We fit a separate set of regression models to data from the test session, including RT, speed, and accuracy. These models included the same predictors as listed above. We also directly compared performance at the end of training (last 3 blocks) to performance in the test session (first 3 blocks) using a regression model of mean movement speeds at each level of block by session by value by valence. This regression model differed from those described above only in the inclusion of the session predictor (sesh) and its interactions with the other predictors: sesh*value, sesh*valence, block*sesh, block*sesh*value, block*sesh*valence, block* sesh*value*valence.
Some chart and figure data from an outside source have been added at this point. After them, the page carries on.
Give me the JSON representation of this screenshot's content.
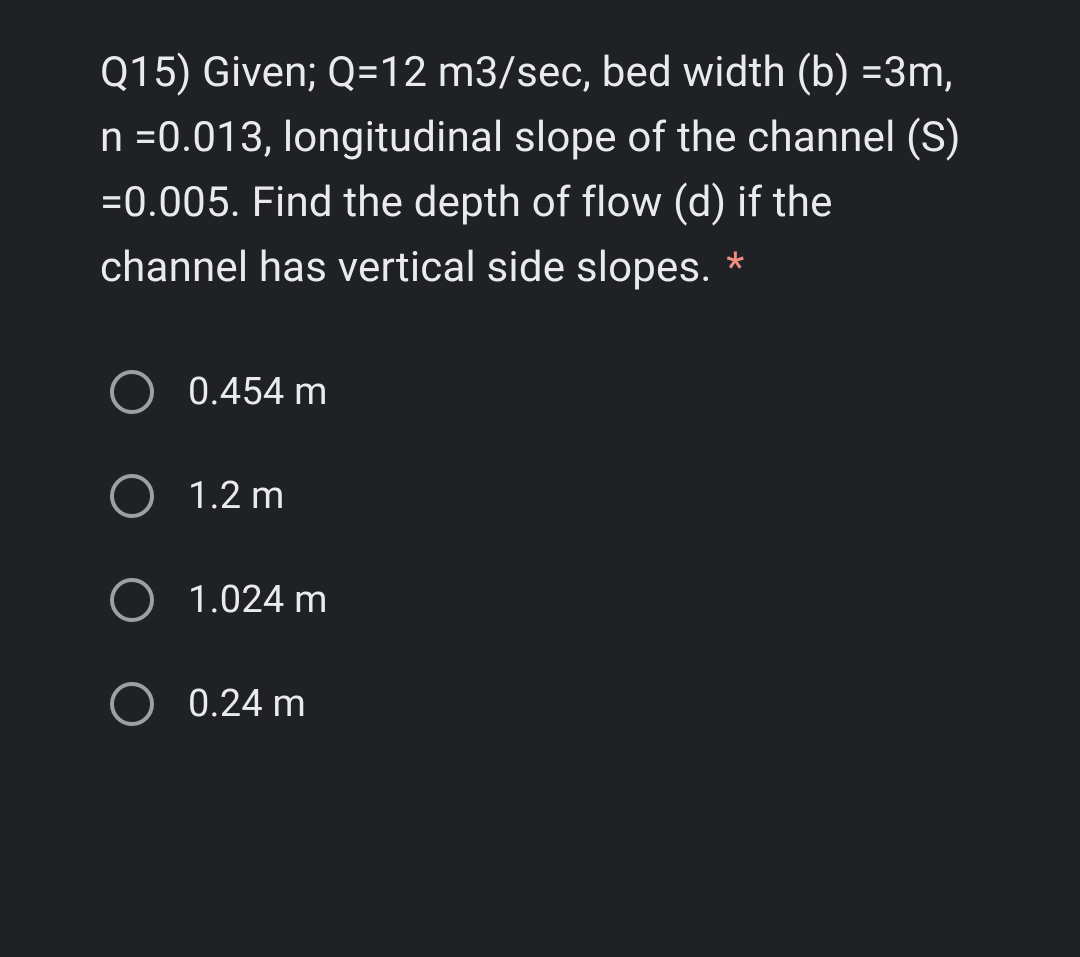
{
  "question": {
    "text": "Q15) Given; Q=12 m3/sec, bed width (b) =3m, n =0.013, longitudinal slope of the channel (S) =0.005. Find the depth of flow (d) if the channel has vertical side slopes.",
    "required_mark": "*"
  },
  "options": [
    {
      "label": "0.454 m"
    },
    {
      "label": "1.2 m"
    },
    {
      "label": "1.024 m"
    },
    {
      "label": "0.24 m"
    }
  ],
  "colors": {
    "background": "#202124",
    "text": "#e8eaed",
    "radio_border": "#9aa0a6",
    "required": "#f28b82"
  }
}
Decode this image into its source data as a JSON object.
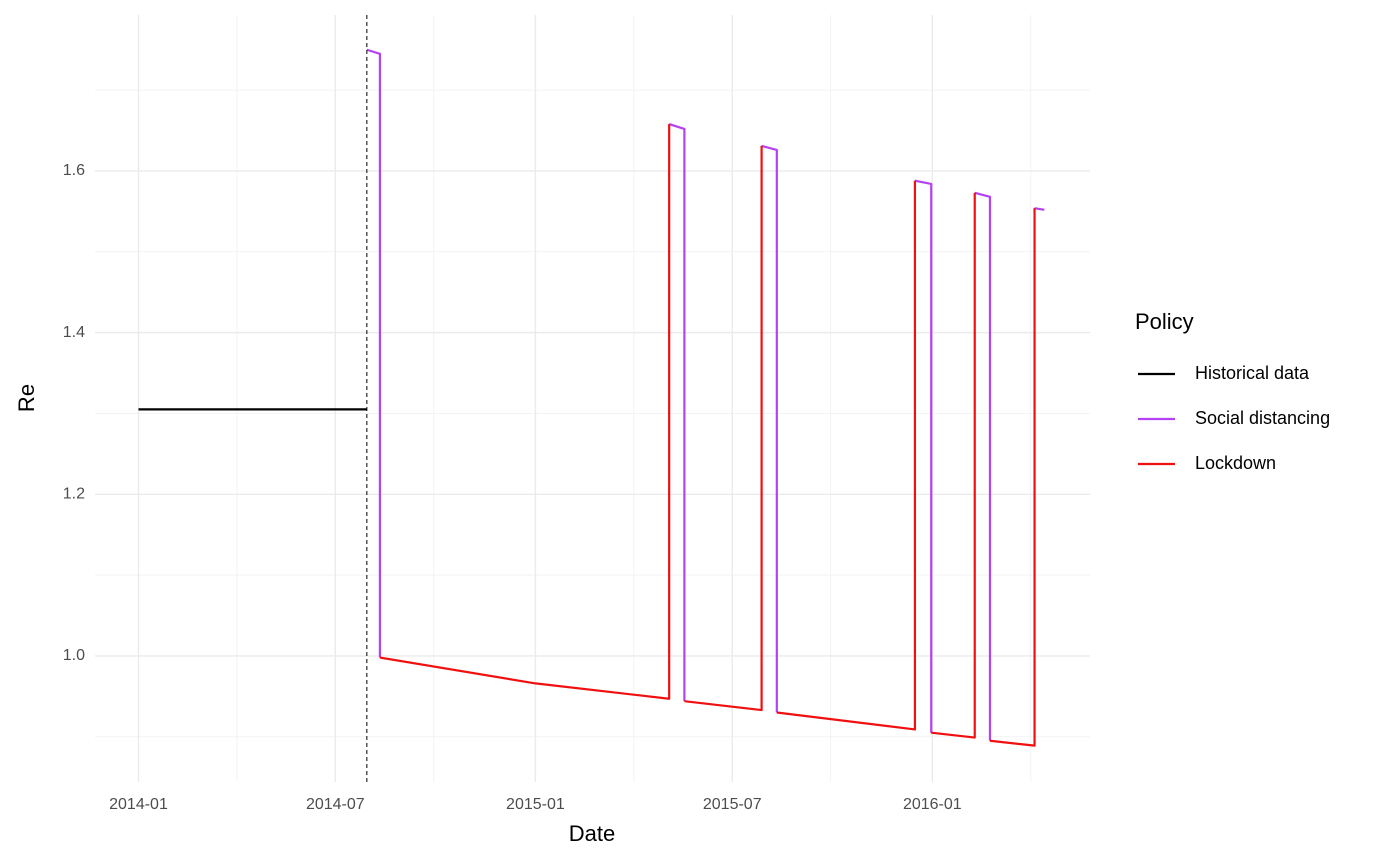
{
  "chart_data": {
    "type": "line",
    "x_label": "Date",
    "y_label": "Re",
    "legend_title": "Policy",
    "legend_position": "right",
    "grid": true,
    "xlim": [
      "2013-11-22",
      "2016-05-25"
    ],
    "xticks": [
      {
        "value": "2014-01-01",
        "label": "2014-01"
      },
      {
        "value": "2014-07-01",
        "label": "2014-07"
      },
      {
        "value": "2015-01-01",
        "label": "2015-01"
      },
      {
        "value": "2015-07-01",
        "label": "2015-07"
      },
      {
        "value": "2016-01-01",
        "label": "2016-01"
      }
    ],
    "ylim": [
      0.844,
      1.793
    ],
    "yticks": [
      {
        "value": 1,
        "label": "1.0"
      },
      1.2,
      1.4,
      1.6
    ],
    "vline": "2014-07-30",
    "series": [
      {
        "name": "Historical data",
        "color": "#000000",
        "x": [
          "2014-01-01",
          "2014-07-30"
        ],
        "values": [
          1.305,
          1.305
        ]
      },
      {
        "name": "Social distancing",
        "color": "#b541f5",
        "x": [
          "2014-07-30",
          "2014-08-11",
          "2014-08-11",
          null,
          "2015-05-04",
          "2015-05-18",
          "2015-05-18",
          null,
          "2015-07-28",
          "2015-08-11",
          "2015-08-11",
          null,
          "2015-12-16",
          "2015-12-31",
          "2015-12-31",
          null,
          "2016-02-09",
          "2016-02-23",
          "2016-02-23",
          null,
          "2016-04-04",
          "2016-04-13"
        ],
        "values": [
          1.75,
          1.745,
          0.998,
          null,
          1.658,
          1.652,
          0.944,
          null,
          1.631,
          1.626,
          0.93,
          null,
          1.588,
          1.584,
          0.905,
          null,
          1.573,
          1.568,
          0.895,
          null,
          1.554,
          1.552
        ]
      },
      {
        "name": "Lockdown",
        "color": "#f01010",
        "x": [
          "2014-08-11",
          "2015-01-01",
          "2015-05-04",
          "2015-05-04",
          null,
          "2015-05-18",
          "2015-07-28",
          "2015-07-28",
          null,
          "2015-08-11",
          "2015-12-16",
          "2015-12-16",
          null,
          "2015-12-31",
          "2016-02-09",
          "2016-02-09",
          null,
          "2016-02-23",
          "2016-04-04",
          "2016-04-04"
        ],
        "values": [
          0.998,
          0.966,
          0.947,
          1.658,
          null,
          0.944,
          0.933,
          1.631,
          null,
          0.93,
          0.909,
          1.588,
          null,
          0.905,
          0.899,
          1.573,
          null,
          0.895,
          0.889,
          1.554
        ]
      }
    ]
  }
}
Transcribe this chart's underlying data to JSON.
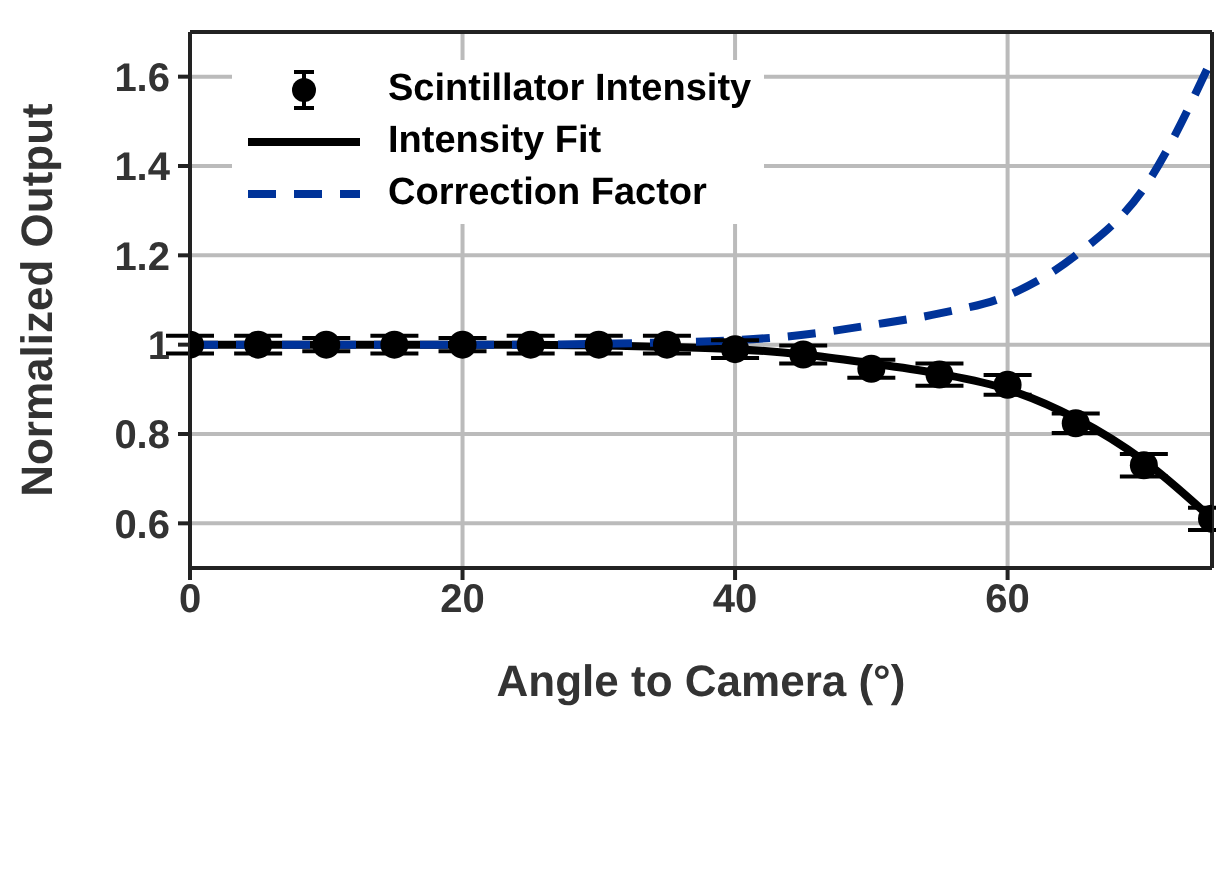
{
  "chart_data": {
    "type": "line",
    "xlabel": "Angle to Camera (°)",
    "ylabel": "Normalized Output",
    "xlim": [
      0,
      75
    ],
    "xticks": [
      0,
      20,
      40,
      60
    ],
    "ylim": [
      0.5,
      1.7
    ],
    "yticks": [
      0.6,
      0.8,
      1,
      1.2,
      1.4,
      1.6
    ],
    "grid": true,
    "legend": "top left",
    "series": [
      {
        "name": "Scintillator Intensity",
        "type": "scatter",
        "color": "#000000",
        "marker": "circle",
        "x": [
          0,
          5,
          10,
          15,
          20,
          25,
          30,
          35,
          40,
          45,
          50,
          55,
          60,
          65,
          70,
          75
        ],
        "values": [
          1,
          1,
          1,
          1,
          1,
          1,
          1,
          1,
          0.99,
          0.978,
          0.946,
          0.933,
          0.91,
          0.824,
          0.73,
          0.61
        ],
        "errors": [
          0.02,
          0.02,
          0.015,
          0.02,
          0.015,
          0.02,
          0.02,
          0.02,
          0.02,
          0.02,
          0.02,
          0.025,
          0.022,
          0.022,
          0.025,
          0.025
        ]
      },
      {
        "name": "Intensity Fit",
        "type": "line",
        "color": "#000000",
        "marker": "none",
        "line_style": "solid",
        "x": [
          0,
          5,
          10,
          15,
          20,
          25,
          30,
          35,
          40,
          45,
          50,
          55,
          60,
          65,
          70,
          75
        ],
        "values": [
          1,
          1,
          1,
          1,
          1,
          1,
          0.998,
          0.995,
          0.99,
          0.978,
          0.958,
          0.935,
          0.9,
          0.835,
          0.74,
          0.61
        ]
      },
      {
        "name": "Correction Factor",
        "type": "line",
        "color": "#003399",
        "marker": "none",
        "line_style": "dashed",
        "x": [
          0,
          5,
          10,
          15,
          20,
          25,
          30,
          35,
          40,
          45,
          50,
          55,
          60,
          65,
          70,
          75
        ],
        "values": [
          1,
          1,
          1,
          1,
          1,
          1,
          1.002,
          1.005,
          1.01,
          1.022,
          1.044,
          1.07,
          1.11,
          1.2,
          1.35,
          1.64
        ]
      }
    ]
  }
}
While we were primarily interested in the effects involving session (e.g., sesh*value*valence), we included other predictors to ensure they are not driving the effects of interest. Intercepts and the main effects of block, session, and value were allowed to co-vary across participants around a multivariate population mean.

Lastly, we compared the performance of participants in our incentive groups to the performance of participants in our control group. We perform comparisons to control at the high and low levels of value ($5, $30) by valence (reward, punishment). Comparisons were performed using regression models which differed from our original models in that the value and valence predictors were replaced with a group predictor (incentive vs control) and there were no random effects.